Gaabucayan noted that June 2014 saw the second price increase of NFA rice from P30 to P32 since it was first raised from P28 to P30 in January this year.

However, she underscored that this hike is “temporary” as this month is part of the lean season (June to September) when sowing of palay seeds has just started.

Rosalina Solar, 63, rice retailer at Carmen market, said prices of commercial rice can increase three times in a month as the year started.

"Every month, the price of rice would increase three times. There has not been a time that the prices dipped," Solar told this paper Tuesday.

Helen Oliver, 40, another rice retailer also at Carmen, said her buyers seem to understand the rice price increase.

Oliver said that the lean season is a factor why the price of rice increases. The low supply triggers the increase since the demand is high.

"But I think the people have realized that rice is really getting expensive now unlike former Gloria Arroyo's time that the people really panicked," Oliver said.

Gaabucayan clarified that the NFA-10 does not have the full control of setting the price of rice.

"What we can do is only monitor. If the price of commercial rice goes up then that’s the time NFA will flood the market with more sacks of NFA rice to pull down the price," she told this paper by phone Tuesday afternoon.

Changes in selling, consumption

With regard to garlic, ginger and onion, both vendors and consumers have seen visible changes in their selling and consumption.

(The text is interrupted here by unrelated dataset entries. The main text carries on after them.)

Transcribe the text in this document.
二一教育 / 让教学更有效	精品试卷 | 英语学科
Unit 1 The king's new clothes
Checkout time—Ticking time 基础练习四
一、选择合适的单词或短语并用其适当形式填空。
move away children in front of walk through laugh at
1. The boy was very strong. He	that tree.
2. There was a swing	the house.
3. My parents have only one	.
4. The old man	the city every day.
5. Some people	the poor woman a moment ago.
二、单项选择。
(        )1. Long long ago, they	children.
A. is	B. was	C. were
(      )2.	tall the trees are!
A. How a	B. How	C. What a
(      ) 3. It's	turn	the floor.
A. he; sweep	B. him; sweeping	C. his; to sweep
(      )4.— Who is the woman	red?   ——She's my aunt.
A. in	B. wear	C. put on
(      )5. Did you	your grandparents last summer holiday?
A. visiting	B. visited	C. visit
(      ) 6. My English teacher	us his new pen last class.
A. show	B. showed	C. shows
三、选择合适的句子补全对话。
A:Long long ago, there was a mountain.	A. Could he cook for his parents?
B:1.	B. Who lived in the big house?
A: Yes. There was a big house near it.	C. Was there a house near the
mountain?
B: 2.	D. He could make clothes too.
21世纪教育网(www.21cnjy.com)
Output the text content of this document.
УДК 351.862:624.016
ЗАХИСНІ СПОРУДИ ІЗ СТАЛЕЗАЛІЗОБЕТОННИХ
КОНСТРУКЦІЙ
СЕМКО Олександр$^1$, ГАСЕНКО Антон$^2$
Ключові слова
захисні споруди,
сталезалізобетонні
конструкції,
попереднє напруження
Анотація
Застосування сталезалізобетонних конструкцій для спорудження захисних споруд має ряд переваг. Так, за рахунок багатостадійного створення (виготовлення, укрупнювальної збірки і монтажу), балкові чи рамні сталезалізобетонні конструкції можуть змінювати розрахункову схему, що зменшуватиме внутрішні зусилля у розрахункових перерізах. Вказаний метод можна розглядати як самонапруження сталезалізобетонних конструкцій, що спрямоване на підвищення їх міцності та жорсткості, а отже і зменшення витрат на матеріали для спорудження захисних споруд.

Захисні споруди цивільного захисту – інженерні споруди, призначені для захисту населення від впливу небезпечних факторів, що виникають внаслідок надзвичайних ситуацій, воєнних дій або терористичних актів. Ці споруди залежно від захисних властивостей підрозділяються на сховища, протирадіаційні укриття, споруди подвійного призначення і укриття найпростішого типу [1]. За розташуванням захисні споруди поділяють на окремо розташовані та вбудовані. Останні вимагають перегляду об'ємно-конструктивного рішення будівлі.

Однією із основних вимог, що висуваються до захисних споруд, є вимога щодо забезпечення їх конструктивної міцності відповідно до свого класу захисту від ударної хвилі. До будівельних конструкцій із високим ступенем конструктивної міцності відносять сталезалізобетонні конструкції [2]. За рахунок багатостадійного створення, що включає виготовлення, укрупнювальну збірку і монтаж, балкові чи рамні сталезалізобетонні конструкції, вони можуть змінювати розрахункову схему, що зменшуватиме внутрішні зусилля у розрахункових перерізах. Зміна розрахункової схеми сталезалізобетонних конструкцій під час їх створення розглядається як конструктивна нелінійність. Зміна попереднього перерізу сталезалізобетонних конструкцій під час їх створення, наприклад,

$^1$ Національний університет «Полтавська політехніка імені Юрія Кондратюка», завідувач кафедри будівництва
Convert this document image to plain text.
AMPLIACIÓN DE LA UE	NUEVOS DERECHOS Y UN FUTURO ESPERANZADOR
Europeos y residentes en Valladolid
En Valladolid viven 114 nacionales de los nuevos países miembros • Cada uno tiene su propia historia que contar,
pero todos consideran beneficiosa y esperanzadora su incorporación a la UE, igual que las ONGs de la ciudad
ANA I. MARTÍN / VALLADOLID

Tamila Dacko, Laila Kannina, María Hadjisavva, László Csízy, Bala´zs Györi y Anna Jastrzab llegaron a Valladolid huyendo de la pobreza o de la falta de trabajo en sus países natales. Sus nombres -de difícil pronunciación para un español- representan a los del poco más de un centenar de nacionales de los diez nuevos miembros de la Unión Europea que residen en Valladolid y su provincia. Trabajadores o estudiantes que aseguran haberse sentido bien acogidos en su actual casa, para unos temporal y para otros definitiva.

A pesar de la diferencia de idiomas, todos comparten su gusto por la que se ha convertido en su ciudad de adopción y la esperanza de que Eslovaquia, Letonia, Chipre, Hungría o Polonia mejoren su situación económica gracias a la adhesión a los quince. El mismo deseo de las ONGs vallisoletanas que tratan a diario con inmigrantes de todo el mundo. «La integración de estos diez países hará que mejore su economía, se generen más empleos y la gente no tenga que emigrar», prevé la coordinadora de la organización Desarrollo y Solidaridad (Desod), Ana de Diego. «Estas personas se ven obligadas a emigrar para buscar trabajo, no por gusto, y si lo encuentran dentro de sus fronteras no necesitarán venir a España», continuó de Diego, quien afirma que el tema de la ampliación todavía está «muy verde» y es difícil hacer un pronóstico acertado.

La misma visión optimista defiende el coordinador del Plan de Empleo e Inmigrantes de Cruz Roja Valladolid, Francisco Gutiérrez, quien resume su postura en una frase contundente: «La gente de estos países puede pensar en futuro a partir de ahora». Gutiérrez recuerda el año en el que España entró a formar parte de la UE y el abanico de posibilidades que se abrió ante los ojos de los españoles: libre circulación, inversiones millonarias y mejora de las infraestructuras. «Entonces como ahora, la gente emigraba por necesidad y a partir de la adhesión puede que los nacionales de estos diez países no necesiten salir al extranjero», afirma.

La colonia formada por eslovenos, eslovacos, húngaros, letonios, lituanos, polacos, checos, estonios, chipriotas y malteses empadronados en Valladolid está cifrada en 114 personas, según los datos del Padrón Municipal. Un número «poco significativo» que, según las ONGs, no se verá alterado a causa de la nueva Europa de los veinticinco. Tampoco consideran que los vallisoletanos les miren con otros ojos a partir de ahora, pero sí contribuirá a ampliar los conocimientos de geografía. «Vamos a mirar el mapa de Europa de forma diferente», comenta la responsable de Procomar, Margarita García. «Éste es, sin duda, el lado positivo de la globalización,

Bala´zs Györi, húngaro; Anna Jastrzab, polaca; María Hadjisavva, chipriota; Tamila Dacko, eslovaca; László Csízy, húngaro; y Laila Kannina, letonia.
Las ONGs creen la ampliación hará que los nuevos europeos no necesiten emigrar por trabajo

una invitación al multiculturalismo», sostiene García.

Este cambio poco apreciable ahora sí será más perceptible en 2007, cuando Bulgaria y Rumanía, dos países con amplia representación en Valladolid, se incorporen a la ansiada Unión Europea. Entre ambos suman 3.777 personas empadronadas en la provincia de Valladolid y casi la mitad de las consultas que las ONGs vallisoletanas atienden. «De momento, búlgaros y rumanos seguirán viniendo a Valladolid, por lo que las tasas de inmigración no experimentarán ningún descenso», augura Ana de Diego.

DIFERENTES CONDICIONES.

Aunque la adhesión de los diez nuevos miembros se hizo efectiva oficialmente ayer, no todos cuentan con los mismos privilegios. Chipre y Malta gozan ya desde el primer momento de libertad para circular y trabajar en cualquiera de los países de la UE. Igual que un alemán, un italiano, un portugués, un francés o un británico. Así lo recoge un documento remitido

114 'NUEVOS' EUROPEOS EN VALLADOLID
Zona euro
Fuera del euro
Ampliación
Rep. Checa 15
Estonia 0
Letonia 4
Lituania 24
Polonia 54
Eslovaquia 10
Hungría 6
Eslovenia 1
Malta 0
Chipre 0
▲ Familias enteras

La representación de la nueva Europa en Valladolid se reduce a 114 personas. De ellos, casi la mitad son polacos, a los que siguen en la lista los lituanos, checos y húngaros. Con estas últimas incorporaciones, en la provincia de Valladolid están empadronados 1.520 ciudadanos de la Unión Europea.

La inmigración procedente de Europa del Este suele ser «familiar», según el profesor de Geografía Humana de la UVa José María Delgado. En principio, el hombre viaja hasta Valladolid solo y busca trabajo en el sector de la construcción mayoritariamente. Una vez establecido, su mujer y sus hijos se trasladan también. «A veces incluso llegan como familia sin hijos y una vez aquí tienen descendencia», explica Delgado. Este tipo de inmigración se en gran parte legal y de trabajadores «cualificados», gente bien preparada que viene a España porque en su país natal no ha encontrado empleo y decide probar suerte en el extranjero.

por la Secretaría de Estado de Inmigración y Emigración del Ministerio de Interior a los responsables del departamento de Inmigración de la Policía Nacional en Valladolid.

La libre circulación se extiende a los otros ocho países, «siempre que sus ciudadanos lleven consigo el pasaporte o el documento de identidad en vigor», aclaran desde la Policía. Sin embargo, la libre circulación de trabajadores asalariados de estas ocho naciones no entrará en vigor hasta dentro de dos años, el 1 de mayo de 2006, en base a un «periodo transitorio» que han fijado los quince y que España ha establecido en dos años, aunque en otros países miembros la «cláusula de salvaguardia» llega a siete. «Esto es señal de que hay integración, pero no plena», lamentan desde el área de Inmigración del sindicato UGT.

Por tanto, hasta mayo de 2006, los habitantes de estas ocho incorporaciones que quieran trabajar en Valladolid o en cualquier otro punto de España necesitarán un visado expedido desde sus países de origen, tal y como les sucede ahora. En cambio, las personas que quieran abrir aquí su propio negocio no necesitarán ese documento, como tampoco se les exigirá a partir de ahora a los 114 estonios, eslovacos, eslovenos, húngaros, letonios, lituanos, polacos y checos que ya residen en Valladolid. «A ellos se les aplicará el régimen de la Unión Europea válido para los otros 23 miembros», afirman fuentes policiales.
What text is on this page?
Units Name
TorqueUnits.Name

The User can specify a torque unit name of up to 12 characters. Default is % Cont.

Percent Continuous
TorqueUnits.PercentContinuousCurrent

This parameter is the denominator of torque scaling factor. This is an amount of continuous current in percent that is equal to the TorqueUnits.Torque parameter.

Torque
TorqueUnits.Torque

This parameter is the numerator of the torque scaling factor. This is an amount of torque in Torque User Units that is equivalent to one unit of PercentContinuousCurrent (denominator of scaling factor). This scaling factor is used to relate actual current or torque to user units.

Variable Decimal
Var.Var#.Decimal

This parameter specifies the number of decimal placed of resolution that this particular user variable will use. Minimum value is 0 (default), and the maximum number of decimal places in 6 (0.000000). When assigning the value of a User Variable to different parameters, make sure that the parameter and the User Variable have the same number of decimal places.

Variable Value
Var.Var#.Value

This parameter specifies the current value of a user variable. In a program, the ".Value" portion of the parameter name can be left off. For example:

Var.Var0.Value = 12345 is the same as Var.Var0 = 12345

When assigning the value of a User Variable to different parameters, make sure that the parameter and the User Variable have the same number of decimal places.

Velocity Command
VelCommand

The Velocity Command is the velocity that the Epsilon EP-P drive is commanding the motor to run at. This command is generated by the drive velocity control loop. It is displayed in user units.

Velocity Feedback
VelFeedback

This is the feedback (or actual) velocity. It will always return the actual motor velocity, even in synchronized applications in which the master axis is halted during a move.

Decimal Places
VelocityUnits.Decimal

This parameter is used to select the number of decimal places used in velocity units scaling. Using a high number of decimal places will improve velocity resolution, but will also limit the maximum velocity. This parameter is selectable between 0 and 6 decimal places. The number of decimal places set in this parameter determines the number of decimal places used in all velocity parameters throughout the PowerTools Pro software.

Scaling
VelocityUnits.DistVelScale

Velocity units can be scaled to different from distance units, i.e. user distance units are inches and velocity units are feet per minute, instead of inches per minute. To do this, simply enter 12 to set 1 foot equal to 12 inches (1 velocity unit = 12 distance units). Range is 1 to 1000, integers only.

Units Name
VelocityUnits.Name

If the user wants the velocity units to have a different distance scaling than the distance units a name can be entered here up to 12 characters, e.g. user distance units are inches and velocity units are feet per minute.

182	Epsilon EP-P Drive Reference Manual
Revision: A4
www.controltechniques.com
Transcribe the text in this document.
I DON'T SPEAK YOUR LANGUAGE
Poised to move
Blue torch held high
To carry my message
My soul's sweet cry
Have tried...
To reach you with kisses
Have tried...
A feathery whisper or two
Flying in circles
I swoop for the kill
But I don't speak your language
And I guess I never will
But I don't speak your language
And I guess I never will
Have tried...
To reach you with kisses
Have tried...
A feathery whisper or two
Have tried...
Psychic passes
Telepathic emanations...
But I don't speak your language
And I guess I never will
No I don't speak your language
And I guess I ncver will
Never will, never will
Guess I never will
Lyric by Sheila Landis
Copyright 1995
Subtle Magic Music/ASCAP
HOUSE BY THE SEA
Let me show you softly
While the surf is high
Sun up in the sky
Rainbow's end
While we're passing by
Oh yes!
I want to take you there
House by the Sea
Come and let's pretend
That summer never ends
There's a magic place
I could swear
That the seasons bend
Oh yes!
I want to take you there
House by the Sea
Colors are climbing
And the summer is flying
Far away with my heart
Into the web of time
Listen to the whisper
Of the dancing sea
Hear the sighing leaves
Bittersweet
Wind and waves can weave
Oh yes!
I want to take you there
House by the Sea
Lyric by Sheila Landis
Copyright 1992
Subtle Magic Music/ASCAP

Many of them clamor with the current price of spices especially garlic, onion and ginger.

"We don’t sell garlic now since it’s so expensive. The consumers don’t buy it anymore. They were used to buying it at P5 per piece, but now, it is sold at P15. We buy it wholesale at P300-400 per kilo," Damnayna Libagon, 60, vegetable vendor at Carmen market, said.

There are still a lot of consumers who would still look for garlic, but I don't sell it now because it is so expensive, Nona Corillan, 54, also vegetable seller, said.

"Ginger is being sold at P140-150 but ours is at P80 since these are the smaller kind," said Corillan.

"Even the price of onions has gone up. Others sell garlic at P360 per kilo. Previously, we usually get five kilos since it was cheaper. Now, I buy only one kilo since I couldn’t afford it," said Vangie Pagalan, 50, who sells vegetables at the Cogon.

Analita Papel, 46, also a vegetable seller at Cogon, clamored that the price increases have affected the consumers and vendors.

"The consumers are really affected with the price of garlic shooting up since they don’t buy it anymore and we don’t get to sell too.” said Papel.


However, vendors like Priscilla Caiban, 56, considered these products now as luxury.

Caiban said that garlic is an important spice and only those who can afford would buy it. She said that with the current price of garlic, it takes her a week before garlic gets sold.

Consumers, including “karenderia” owners, also felt the unending price hike of rice and spices, especially garlic, in the market as they were left without a choice.

Gina, a stall owner at Cogon market, is compelled to still buy garlic for seasoning the food she vends.

"Pero gamay na lang among ginagamit kay mahal gyud. Wala may lami ang pagluto pud kung walay ahos," she said.

"Wala man puy lami kung dili nimo butangan og ahos imong niluto ," said Catherine, food stall owner also in Cogon.

Other food stall owners in both markets also admitted they reduced the consumption of these spices because of the price.

Although the China-Philippines row over territorial claims has contributed to China pulling out their produce like garlic from the country, the Kilusang Magbubukid ng Pilipinas (KMP) in Northern Mindanao called for the government to provide more lands for farmers to till.

"We condemn the government for continuing to plant non-agricultural products since these have been eating up our land area for agriculture,” Richard Colao, KMP-NorMin secretary general, told this paper by phone Thursday.

Colao emphasized that 70 percent of garlic consumed by Filipinos are imported from other countries.

Local farmers also plant garlic but these are limited and for export only.

“We still have native garlic but the supply is not enough since it is being exported,” Libagon said.

Published in the Sun.Star Cagayan de Oro newspaper on June 18, 2014.